A cette date le Plan Scénographique de Lyon montre un rempart continu, dessiné de manière schématique percé d’une porte avec un pont-levis, la porte Saint-Sébastien. Après l’épisode du gouvernement protestant de la ville (1562-63), le roi Charles IX et sa mère visitent la ville en 1564. Il décide la construction d’une citadelle en haut des pentes de la Croix-Rousse, pour maintenir la ville dans l’obéissance. Construite elle reçoit en 1565 une garnison royale. Cette citadelle porte atteinte aux libertés de la ville et les lyonnais réclament sa démolition. En 1585 Henri III cédera aux revendications des lyonnais, les autorisant à la détruire, en leur faisant payer 40000£ pour lui en compensation. De même en 1602 le Consulat de Lyon craignant que les murailles puissent servir contre la ville obtient que les bastions soient ouverts vers la ville : des murs intérieurs sont donc démolis.
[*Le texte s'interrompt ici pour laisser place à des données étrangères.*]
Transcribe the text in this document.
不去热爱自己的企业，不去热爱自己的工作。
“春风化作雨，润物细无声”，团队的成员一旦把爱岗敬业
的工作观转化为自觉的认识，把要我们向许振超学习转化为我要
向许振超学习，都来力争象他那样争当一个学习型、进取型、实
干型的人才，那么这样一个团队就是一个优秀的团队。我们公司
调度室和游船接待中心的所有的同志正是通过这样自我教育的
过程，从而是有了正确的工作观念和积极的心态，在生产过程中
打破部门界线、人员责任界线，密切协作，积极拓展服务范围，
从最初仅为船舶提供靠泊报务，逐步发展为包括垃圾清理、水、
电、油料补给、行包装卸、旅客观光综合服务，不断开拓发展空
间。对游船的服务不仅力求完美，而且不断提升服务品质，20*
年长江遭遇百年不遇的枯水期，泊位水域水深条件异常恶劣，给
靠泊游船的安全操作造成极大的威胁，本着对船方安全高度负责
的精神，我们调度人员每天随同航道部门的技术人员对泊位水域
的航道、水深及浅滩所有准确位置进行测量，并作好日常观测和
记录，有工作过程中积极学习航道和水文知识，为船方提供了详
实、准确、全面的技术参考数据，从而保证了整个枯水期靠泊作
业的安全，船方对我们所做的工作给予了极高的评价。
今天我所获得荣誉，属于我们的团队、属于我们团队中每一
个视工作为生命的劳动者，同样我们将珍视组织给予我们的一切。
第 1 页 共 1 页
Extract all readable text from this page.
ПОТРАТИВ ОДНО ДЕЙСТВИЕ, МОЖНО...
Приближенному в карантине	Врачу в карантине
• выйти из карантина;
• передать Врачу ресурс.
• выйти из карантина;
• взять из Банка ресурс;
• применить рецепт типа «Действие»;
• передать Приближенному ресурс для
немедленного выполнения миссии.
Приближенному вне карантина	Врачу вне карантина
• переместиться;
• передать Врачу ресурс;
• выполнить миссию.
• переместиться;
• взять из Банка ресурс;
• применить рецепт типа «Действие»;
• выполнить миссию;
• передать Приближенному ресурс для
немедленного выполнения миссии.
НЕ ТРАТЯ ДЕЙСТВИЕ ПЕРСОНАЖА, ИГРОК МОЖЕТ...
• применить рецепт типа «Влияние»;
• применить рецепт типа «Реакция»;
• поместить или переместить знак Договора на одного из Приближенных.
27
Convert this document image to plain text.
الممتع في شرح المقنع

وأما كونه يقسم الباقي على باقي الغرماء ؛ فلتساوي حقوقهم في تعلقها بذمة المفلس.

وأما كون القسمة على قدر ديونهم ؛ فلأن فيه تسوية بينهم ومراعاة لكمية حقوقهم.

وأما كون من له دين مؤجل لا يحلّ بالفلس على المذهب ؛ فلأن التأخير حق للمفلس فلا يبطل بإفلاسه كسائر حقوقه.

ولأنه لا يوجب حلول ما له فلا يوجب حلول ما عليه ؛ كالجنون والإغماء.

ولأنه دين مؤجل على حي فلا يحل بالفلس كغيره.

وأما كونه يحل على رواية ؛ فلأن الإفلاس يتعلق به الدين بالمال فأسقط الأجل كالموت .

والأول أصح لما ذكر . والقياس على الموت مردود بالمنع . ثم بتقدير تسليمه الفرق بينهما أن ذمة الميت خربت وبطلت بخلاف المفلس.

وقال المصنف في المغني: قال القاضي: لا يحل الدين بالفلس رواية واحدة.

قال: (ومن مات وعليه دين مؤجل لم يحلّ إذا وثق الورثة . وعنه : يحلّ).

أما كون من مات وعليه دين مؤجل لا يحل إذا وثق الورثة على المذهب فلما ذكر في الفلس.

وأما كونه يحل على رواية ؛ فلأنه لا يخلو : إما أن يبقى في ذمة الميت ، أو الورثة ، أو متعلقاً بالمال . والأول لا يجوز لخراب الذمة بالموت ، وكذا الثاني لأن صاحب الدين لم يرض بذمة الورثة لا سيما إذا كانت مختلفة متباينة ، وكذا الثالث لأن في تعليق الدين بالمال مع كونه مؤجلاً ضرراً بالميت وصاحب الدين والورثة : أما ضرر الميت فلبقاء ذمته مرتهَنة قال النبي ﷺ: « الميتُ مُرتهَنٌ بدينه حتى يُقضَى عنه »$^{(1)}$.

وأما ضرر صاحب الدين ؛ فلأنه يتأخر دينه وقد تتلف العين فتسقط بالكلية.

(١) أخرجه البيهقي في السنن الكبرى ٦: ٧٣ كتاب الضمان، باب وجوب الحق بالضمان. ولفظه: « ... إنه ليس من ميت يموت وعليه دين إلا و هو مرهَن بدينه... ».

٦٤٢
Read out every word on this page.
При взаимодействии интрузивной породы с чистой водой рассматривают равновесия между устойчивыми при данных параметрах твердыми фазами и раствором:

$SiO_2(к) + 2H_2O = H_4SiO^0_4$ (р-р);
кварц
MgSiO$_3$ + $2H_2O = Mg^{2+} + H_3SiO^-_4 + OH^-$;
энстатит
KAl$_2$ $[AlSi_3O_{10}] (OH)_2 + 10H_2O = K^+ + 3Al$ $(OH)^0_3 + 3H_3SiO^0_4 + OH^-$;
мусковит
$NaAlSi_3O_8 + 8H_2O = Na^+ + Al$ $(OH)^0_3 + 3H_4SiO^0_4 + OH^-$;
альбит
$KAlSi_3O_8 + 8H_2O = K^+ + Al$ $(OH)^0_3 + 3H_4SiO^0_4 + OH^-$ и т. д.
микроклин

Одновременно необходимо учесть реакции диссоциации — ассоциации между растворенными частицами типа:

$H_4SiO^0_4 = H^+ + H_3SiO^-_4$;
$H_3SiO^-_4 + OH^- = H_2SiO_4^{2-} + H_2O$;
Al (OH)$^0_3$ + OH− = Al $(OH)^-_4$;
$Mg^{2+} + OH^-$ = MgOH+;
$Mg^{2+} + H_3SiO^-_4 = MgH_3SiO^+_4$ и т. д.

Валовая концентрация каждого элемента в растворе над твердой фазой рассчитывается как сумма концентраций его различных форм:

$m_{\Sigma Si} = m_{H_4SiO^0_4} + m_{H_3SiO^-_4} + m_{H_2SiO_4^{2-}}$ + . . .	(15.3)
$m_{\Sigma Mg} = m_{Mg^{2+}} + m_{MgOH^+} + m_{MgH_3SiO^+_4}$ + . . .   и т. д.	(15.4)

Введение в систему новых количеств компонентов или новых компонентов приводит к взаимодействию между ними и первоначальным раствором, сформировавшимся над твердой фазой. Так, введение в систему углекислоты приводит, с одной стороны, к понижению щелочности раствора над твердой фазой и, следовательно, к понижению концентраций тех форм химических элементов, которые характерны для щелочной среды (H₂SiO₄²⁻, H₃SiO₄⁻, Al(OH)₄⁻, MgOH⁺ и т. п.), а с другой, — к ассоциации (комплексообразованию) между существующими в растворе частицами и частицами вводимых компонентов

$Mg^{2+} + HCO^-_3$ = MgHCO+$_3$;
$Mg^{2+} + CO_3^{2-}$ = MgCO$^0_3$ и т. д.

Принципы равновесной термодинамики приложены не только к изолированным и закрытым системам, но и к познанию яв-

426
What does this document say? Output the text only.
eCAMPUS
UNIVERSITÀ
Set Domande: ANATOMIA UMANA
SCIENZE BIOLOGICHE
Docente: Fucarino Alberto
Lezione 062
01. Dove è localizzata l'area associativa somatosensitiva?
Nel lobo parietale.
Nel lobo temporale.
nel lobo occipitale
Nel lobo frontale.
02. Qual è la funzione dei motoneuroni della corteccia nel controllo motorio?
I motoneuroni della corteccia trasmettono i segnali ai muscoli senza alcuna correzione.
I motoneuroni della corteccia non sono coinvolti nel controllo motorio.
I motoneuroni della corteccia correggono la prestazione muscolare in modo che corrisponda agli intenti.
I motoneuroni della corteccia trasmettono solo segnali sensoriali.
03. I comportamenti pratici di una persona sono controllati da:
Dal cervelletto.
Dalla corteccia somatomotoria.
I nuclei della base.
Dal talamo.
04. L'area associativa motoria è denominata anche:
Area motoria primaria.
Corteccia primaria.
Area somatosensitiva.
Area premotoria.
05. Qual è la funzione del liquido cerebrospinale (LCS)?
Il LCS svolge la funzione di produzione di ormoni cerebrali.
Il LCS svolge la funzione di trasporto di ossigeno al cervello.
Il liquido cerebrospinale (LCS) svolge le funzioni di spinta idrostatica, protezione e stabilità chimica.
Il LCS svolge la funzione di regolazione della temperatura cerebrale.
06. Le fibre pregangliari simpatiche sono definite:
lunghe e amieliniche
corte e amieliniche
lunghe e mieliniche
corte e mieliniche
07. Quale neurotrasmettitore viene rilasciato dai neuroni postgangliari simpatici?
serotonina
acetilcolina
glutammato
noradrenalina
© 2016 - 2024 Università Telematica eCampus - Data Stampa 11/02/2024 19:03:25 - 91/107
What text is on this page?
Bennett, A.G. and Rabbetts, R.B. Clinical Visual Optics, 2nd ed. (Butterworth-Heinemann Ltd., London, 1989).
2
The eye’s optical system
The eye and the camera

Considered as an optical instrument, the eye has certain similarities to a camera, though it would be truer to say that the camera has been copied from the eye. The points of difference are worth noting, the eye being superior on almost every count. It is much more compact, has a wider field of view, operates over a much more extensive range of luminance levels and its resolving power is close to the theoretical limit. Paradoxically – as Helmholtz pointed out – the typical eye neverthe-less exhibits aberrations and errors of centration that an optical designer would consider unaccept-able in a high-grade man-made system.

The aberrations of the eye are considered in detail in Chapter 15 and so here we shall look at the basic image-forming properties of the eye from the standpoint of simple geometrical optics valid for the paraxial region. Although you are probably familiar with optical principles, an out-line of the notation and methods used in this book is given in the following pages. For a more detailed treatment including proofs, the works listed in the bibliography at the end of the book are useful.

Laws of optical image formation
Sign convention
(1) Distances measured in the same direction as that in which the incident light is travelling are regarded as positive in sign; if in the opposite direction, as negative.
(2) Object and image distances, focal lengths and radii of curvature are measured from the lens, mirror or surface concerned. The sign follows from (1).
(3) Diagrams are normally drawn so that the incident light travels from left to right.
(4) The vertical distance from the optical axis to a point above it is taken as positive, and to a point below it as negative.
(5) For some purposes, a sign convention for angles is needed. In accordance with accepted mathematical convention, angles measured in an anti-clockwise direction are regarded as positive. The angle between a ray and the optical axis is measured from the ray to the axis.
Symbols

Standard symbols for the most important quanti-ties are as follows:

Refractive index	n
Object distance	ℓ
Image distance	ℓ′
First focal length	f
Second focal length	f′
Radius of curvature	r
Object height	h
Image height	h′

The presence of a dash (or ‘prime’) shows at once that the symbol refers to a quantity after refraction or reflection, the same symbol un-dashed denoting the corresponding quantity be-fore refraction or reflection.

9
Plan de Simon Maupin vers 1620


XVII° XVIII° SIÈCLES
Vers 1600 l’ensemble compte 9 bastions à oreillons reliés par une courtine ; ils sont appelés en partant de la Saône :
- 1- bastion St-Jean dominant la Saône
- 2- bastion Notre Dame
- 3- bastion de la Grenouille,
- 4- bastion de la Tourette
- 5- bastion de St- André
- 6- bastion St-Sébastien. Dans ce bastion St-Sébastien s’ouvre la porte du même nom (ou porte de la Croix-Rousse), unique porte de l’enceinte au débouché de la montée de la Grand-Côte (rue des Pierres Plantées) donnant accès au plateau par la Grande Rue de la Croix-Rousse.
- 7- Bastion d’Orléans,
- 8- bastion St-Laurent,
- 9- bastion St-Clair au bord du Rhône.

Le fort St Jean en 1670

Pendant les années 1630 sur l’initiative du gouverneur Charles d’Alincourt, la fortification est complétée et modernisée par une suite de 6 demi-lunes en avant du rempart entre les bastions : leur emplacement se retrouve aujourd’hui dans le plan triangulaire de certaines places ou rues. En contrebas du fort St-Jean est ouverte sur la rive gauche de la Saône une porte fortifiée, la « porte d’Alincourt ».
Au début du XVIII° siècle les fortifications sont à l’abandon ; le bastion St-Clair sera démoli dès 1772 pour ouvrir le quai St-Clair le long du Rhône. Les pentes sont occupées en majorité par des établissements religieux.

Plan des Remparts en 1789

La RÉVOLUTION
En 1793 pendant le Siège de Lyon des batteries d’artillerie sont installées sur les bastions : sur le bastion 1 en direction de Vaise, 5, 6, 7 en direction du plateau et 8 en direction des Brotteaux. En 1796 certains bastions (Orléans et St-Laurent) sont vendus comme Biens Nationaux à des investisseurs privés et la ville doit les racheter en 1819.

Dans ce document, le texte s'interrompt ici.